Mais ce secret est devenu de Polichinelle. Marie de Gonzague elle-même écrit à Cinq-Mars : « Votre affaire est sue communément à Paris comme on sait que la Seine passe sous le Pont-Neuf »… Le jeune écervelé ne voit même pas que Louis XIII ne s’intéresse déjà plus à lui. Tout s’effiloche : Fontrailles fuit en Angleterre. Gaston d’Orléans, persuadé que Richelieu va bientôt mourir, ne veut plus compromettre ses maigres chances de reprendre la main sur la régence en se montrant avec l’ennemi espagnol. Cinq-Mars est donc nu d’autant que Louis XIII fait assaut de prévenances envers Richelieu. C’en est fait. Une main inconnue remet au cardinal une copie du traité secret, avec des pièces compromettant le duc de Bouillon et Cinq-Mars. Tout est révélé au roi, qui se trouve alors à Narbonne. Cinq-Mars tente de fuir mais est arrêté avec de Thou, qui l’avait rejoint.
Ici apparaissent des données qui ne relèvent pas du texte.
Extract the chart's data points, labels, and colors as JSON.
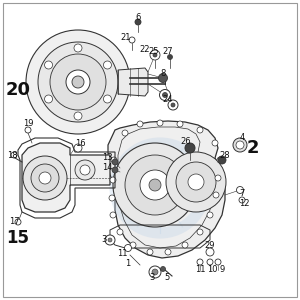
{
  "bg_color": "#ffffff",
  "border_color": "#aaaaaa",
  "line_color": "#333333",
  "label_color": "#111111",
  "wm_color": "#b8cfe8",
  "figsize": [
    3.0,
    3.0
  ],
  "dpi": 100,
  "bold_labels": [
    "2",
    "15",
    "20"
  ]
}
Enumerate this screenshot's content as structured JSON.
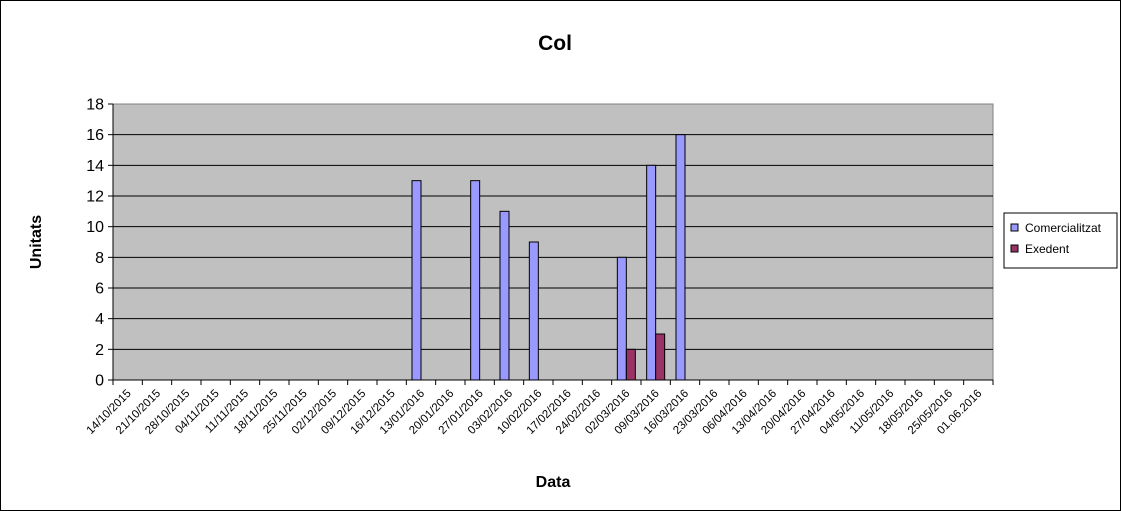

Pour sauver ce qui peut l’être et avant tout lui-même, Gaston d’Orléans écrit une lettre d’aveu à Louis XIII, dans laquelle il charge particulièrement Cinq-Mars. On l’exilera gentiment dans le Val-de-Loire. Richelieu a désormais assez d’éléments pour le procès, organisé à Lyon, dont l’issue ne doit pas faire de doutes. Le 12 septembre 1642, Cinq-Mars est amené devant la Cour spéciale présidée par le chancelier Séguier. On le place sur la sellette, ce siège très bas destiné à humilier. On lui cite les témoignages et il reconnaît tout sans barguigner. Il est derechef condamné à mort. De Thou, moins compromis, est contre toute attente condamné à la peine capitale également : puisque Cinq-Mars avait confirmé que de Thou ne voulait pas du traité avec l’Espagne, c’est donc qu’il connaissait ce projet. Son crime est de ne pas l’avoir dénoncé… « Je l’avoue, j’ai su la conspiration », dit-il, « J’ai fait tout mon possible pour l’en détourner. Il m’a cru son ami unique et fidèle et je ne l’ai pas voulu trahir ». De cette noble phrase naîtra la légende que fera prospérer Vigny sur de Thou. Cinq-Mars était un coupable ; avec de Thou, il fallait un exemple.
Ce n’est que devant le bourreau, l’après-midi même, que les deux hommes se retrouvent et s’embrassent. Cinq-Mars écrit sa dernière lettre, non pas à Marie de Gonzague, qui ne se trouve absolument pas sur les lieux comme on le voit dans l’opéra, mais à sa mère. C’est lui qui, le premier, monte sur l’échafaud en grande tenue de cour, salue la foule en souriant, refuse le bandeau et place sa tête sur le billot. De Thou, comme dans la dernière scène de l’œuvre de Gounod, se réfugie dans la prière. L’exécution est une boucherie atroce, décrite par Vigny et qu’on taira. Immédiatement, les deux hommes deviennent les héros qui ont osé défier le cardinal détesté.
Richelieu profitera peu de sa victoire : il meurt le 4 décembre. Louis XIII, comme incapable de combler ce vide, le suivra dans la tombe 6 mois plus tard.